Wilson, a senior executive with the Northwest Territories workers compensation commission, was also a regional director for CBC North.
Castellano sees Wilson's media experience as a benefit to the commission.
"A good part of what the commission will be doing is creating a new, more respectful collaborative relationship between Aboriginals and non-Aboriginals."
The Indian residential schools settlement agreement, which created the Truth and Reconciliation Commission, called for at least one member of the commission to be Aboriginal. Castellano said it's important also that at least one member of the commission be non-Aboriginal.
"One of the considerations of selection is that the commission not be seen to be an Aboriginal project, but a Canadian project with representation of the non-Aboriginal community as well," said Castellano, who was part of the selection committee for the initial TRC membership. She was not part of Justice Frank Iacobucci's committee in this second round, however.
In an interview earlier this year with Windspeaker, Iacobucci said clarification of job descriptions for both the chair and commissioners had been undertaken "to make sure that the roles are as clearly defined as possible to avoid any misunderstanding."
Among the issues that derailed the first commission was interpretation of the commission's mandate, as well as the powers to be wielded by the chair and commissioners. The balancing of truth and reconciliation also proved to be a bone of contention.
Both truth and reconciliation are important factors in the healing of residential school survivors, said Castellano, who co-edited a book of essays titled From Truth to Reconciliation, Transforming the Legacy of Residential Schools.
"You can't have reconciliation without the truth telling. If the truth telling stops with painful stories then we're still stuck in pain and alienation. They have to be in balance," she said.
Blackwater would like to see this new commission take over with both a welcoming ceremony, something that didn't happen the first time, and a two- or three-day orientation "so they're all on the same page regarding mandates and expectations."
The National Residential School Survivors Society is in the process of writing a letter to the new commission asking for a meeting, which will hopefully be granted for July.
"We've asked them to have a sit down with us as the voices and representatives of survivors right across Canada," said Blackwater.
The commission is part of a court-approved agreement that was negotiated in 2006 between the legal representatives of former students, churches, the federal government, the Assembly of First Nations and other Aboriginal organizations.
The five-year, $60-million-commission is to provide former students and their families with a chance to share their experiences in a culturally-appropriate setting, and to set the historical record straight about the 150-year legacy of forced assimilation through the Indian residential schools.
In announcing the appointments, Indian and Northern Affairs Minister Chuck Strahl said, "While it is regrettable that there were setbacks in the first year, the Truth and Reconciliation Commission and its staff have been hard at work pursuing endeavors towards the fulfillment of its mandate, such as increasing communications and outreach activities, continuing dialogue with parties and survivor organizations."
Said Phil Fontaine, national chief of the Assembly of First Nations, which was involved in the selection process for the commission members, "First Nations citizens and survivors across the country are eager to see the commission begin its work as soon as possible.

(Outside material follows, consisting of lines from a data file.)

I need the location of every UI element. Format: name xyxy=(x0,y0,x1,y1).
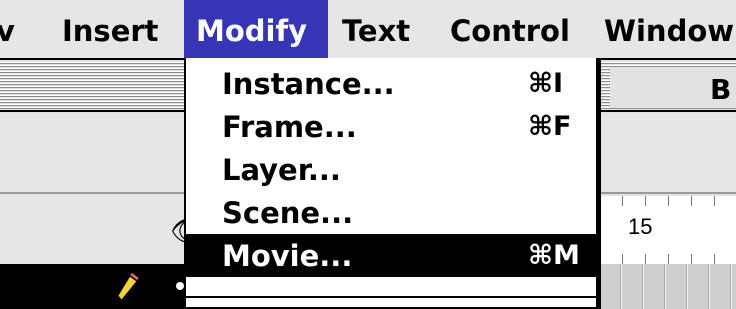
menu-item-shortcut: ⌘I xyxy=(528,68,564,99)
menu-item-frame[interactable]: Frame... ⌘F xyxy=(186,105,596,148)
window-title-area: B xyxy=(610,68,736,108)
menu-item-movie[interactable]: Movie... ⌘M xyxy=(186,234,596,277)
menu-item-label: Instance... xyxy=(222,67,395,101)
ruler-frame-label: 15 xyxy=(628,214,653,239)
menu-item-instance[interactable]: Instance... ⌘I xyxy=(186,62,596,105)
layer-dot xyxy=(176,282,184,290)
menu-item-label: Movie... xyxy=(222,239,353,273)
layer-row[interactable] xyxy=(0,264,186,309)
menu-text[interactable]: Text xyxy=(330,0,422,58)
menu-divider xyxy=(186,296,596,298)
menu-modify[interactable]: Modify xyxy=(184,0,328,58)
layer-header xyxy=(0,196,186,264)
pencil-icon[interactable] xyxy=(112,270,142,304)
menu-item-layer[interactable]: Layer... xyxy=(186,148,596,191)
ruler-ticks xyxy=(600,254,736,264)
menu-bar: v Insert Modify Text Control Window xyxy=(0,0,736,60)
menu-item-scene[interactable]: Scene... xyxy=(186,191,596,234)
menu-item-shortcut: ⌘M xyxy=(528,240,580,271)
menu-item-label: Layer... xyxy=(222,153,341,187)
timeline-frames[interactable] xyxy=(598,264,736,309)
menu-item-label: Frame... xyxy=(222,110,357,144)
window-title: B xyxy=(710,73,732,106)
menu-control[interactable]: Control xyxy=(438,0,582,58)
modify-dropdown-menu: Instance... ⌘I Frame... ⌘F Layer... Scen… xyxy=(184,58,598,309)
menu-view[interactable]: v xyxy=(0,0,27,58)
menu-window[interactable]: Window xyxy=(592,0,736,58)
menu-item-label: Scene... xyxy=(222,196,354,230)
menu-insert[interactable]: Insert xyxy=(50,0,171,58)
menu-item-shortcut: ⌘F xyxy=(528,111,572,142)
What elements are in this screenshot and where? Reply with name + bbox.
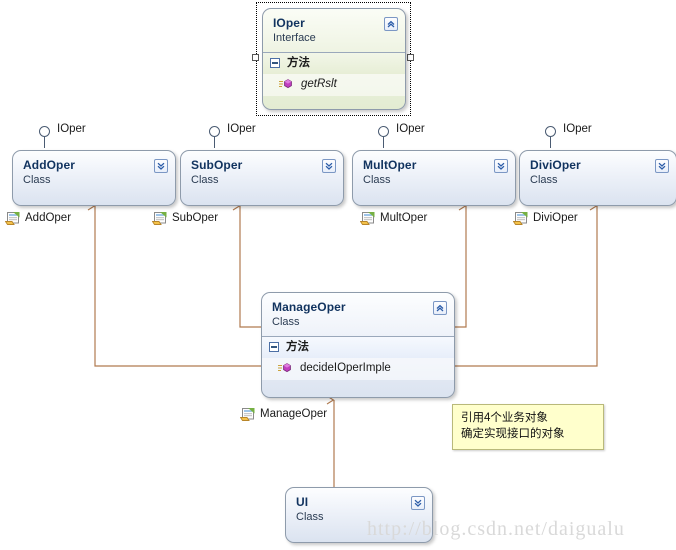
manageoper-stereotype: Class xyxy=(272,316,300,328)
interface-ball-icon xyxy=(378,126,389,137)
chevron-down-icon[interactable] xyxy=(154,159,168,173)
class-file-icon xyxy=(4,211,21,225)
interface-stem xyxy=(44,137,45,148)
interface-stem xyxy=(383,137,384,148)
manageoper-method-row[interactable]: decideIOperImple xyxy=(262,358,454,380)
tag-manageoper: ManageOper xyxy=(239,407,328,421)
watermark: http://blog.csdn.net/daigualu xyxy=(367,518,625,540)
chevron-up-icon[interactable] xyxy=(433,301,447,315)
interface-ball-icon xyxy=(545,126,556,137)
interface-stem xyxy=(550,137,551,148)
ioper-method-row[interactable]: getRslt xyxy=(263,74,405,96)
selection-handle-left[interactable] xyxy=(252,54,259,61)
class-manageoper[interactable]: ManageOper Class 方法 decideIOperImple xyxy=(261,292,455,398)
method-icon xyxy=(278,362,292,374)
tag-label-divioper: DiviOper xyxy=(533,212,578,224)
addoper-name: AddOper xyxy=(23,158,76,172)
chevron-down-icon[interactable] xyxy=(494,159,508,173)
chevron-down-icon[interactable] xyxy=(411,496,425,510)
annotation-note[interactable]: 引用4个业务对象 确定实现接口的对象 xyxy=(452,404,604,450)
note-line-1: 引用4个业务对象 xyxy=(461,412,548,424)
interface-ball-icon xyxy=(209,126,220,137)
addoper-stereotype: Class xyxy=(23,174,51,186)
note-line-2: 确定实现接口的对象 xyxy=(461,428,565,440)
collapse-box-icon[interactable] xyxy=(269,342,279,352)
ioper-methods-label: 方法 xyxy=(287,57,310,69)
ioper-methods-title: 方法 xyxy=(263,53,405,74)
ioper-stereotype: Interface xyxy=(273,32,316,44)
method-icon xyxy=(279,78,293,90)
lollipop-label-multoper: IOper xyxy=(396,123,425,135)
manageoper-method-name: decideIOperImple xyxy=(300,362,391,374)
lollipop-suboper: IOper xyxy=(209,123,299,150)
divioper-stereotype: Class xyxy=(530,174,558,186)
connector-manageoper-multoper xyxy=(455,201,467,328)
lollipop-label-suboper: IOper xyxy=(227,123,256,135)
tag-label-manageoper: ManageOper xyxy=(260,408,328,420)
manageoper-methods-title: 方法 xyxy=(262,337,454,358)
ioper-name: IOper xyxy=(273,16,305,30)
tag-label-multoper: MultOper xyxy=(380,212,428,224)
tag-label-suboper: SubOper xyxy=(172,212,219,224)
chevron-down-icon[interactable] xyxy=(322,159,336,173)
multoper-stereotype: Class xyxy=(363,174,391,186)
suboper-header: SubOper Class xyxy=(181,151,343,194)
chevron-up-icon[interactable] xyxy=(384,17,398,31)
connector-manageoper-addoper xyxy=(87,201,261,367)
class-file-icon xyxy=(512,211,529,225)
interface-ioper[interactable]: IOper Interface 方法 getRslt xyxy=(262,8,406,110)
lollipop-multoper: IOper xyxy=(378,123,468,150)
class-suboper[interactable]: SubOper Class xyxy=(180,150,344,206)
tag-divioper: DiviOper xyxy=(512,211,578,225)
tag-suboper: SubOper xyxy=(151,211,219,225)
ui-name: UI xyxy=(296,495,309,509)
interface-stem xyxy=(214,137,215,148)
tag-label-addoper: AddOper xyxy=(25,212,72,224)
ioper-methods-compartment: 方法 getRslt xyxy=(263,52,405,96)
lollipop-divioper: IOper xyxy=(545,123,635,150)
collapse-box-icon[interactable] xyxy=(270,58,280,68)
manageoper-header: ManageOper Class xyxy=(262,293,454,336)
suboper-name: SubOper xyxy=(191,158,243,172)
uml-diagram-canvas: IOper Interface 方法 getRslt IOper AddOper… xyxy=(0,0,676,550)
manageoper-name: ManageOper xyxy=(272,300,346,314)
connector-manageoper-suboper xyxy=(232,201,261,328)
class-file-icon xyxy=(151,211,168,225)
class-addoper[interactable]: AddOper Class xyxy=(12,150,176,206)
interface-ball-icon xyxy=(39,126,50,137)
chevron-down-icon[interactable] xyxy=(655,159,669,173)
class-multoper[interactable]: MultOper Class xyxy=(352,150,516,206)
manageoper-methods-compartment: 方法 decideIOperImple xyxy=(262,336,454,380)
multoper-name: MultOper xyxy=(363,158,417,172)
divioper-name: DiviOper xyxy=(530,158,581,172)
divioper-header: DiviOper Class xyxy=(520,151,676,194)
multoper-header: MultOper Class xyxy=(353,151,515,194)
class-file-icon xyxy=(239,407,256,421)
tag-addoper: AddOper xyxy=(4,211,72,225)
lollipop-addoper: IOper xyxy=(39,123,129,150)
connector-manageoper-divioper xyxy=(455,201,598,367)
selection-handle-right[interactable] xyxy=(407,54,414,61)
class-file-icon xyxy=(359,211,376,225)
tag-multoper: MultOper xyxy=(359,211,428,225)
class-divioper[interactable]: DiviOper Class xyxy=(519,150,676,206)
lollipop-label-divioper: IOper xyxy=(563,123,592,135)
manageoper-methods-label: 方法 xyxy=(286,341,309,353)
lollipop-label-addoper: IOper xyxy=(57,123,86,135)
ioper-method-name: getRslt xyxy=(301,78,337,90)
addoper-header: AddOper Class xyxy=(13,151,175,194)
ioper-header: IOper Interface xyxy=(263,9,405,52)
suboper-stereotype: Class xyxy=(191,174,219,186)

It is important that survivors and all those involved in the schools have a chance to tell their stories. The commission will be an important vehicle to advance our national goal of reconciliation by building greater understanding among all the peoples of this land."
Blackwater is hopeful that the initial seven commission meetings that were to be held across the country will still happen, although the commission has lost a year of operation.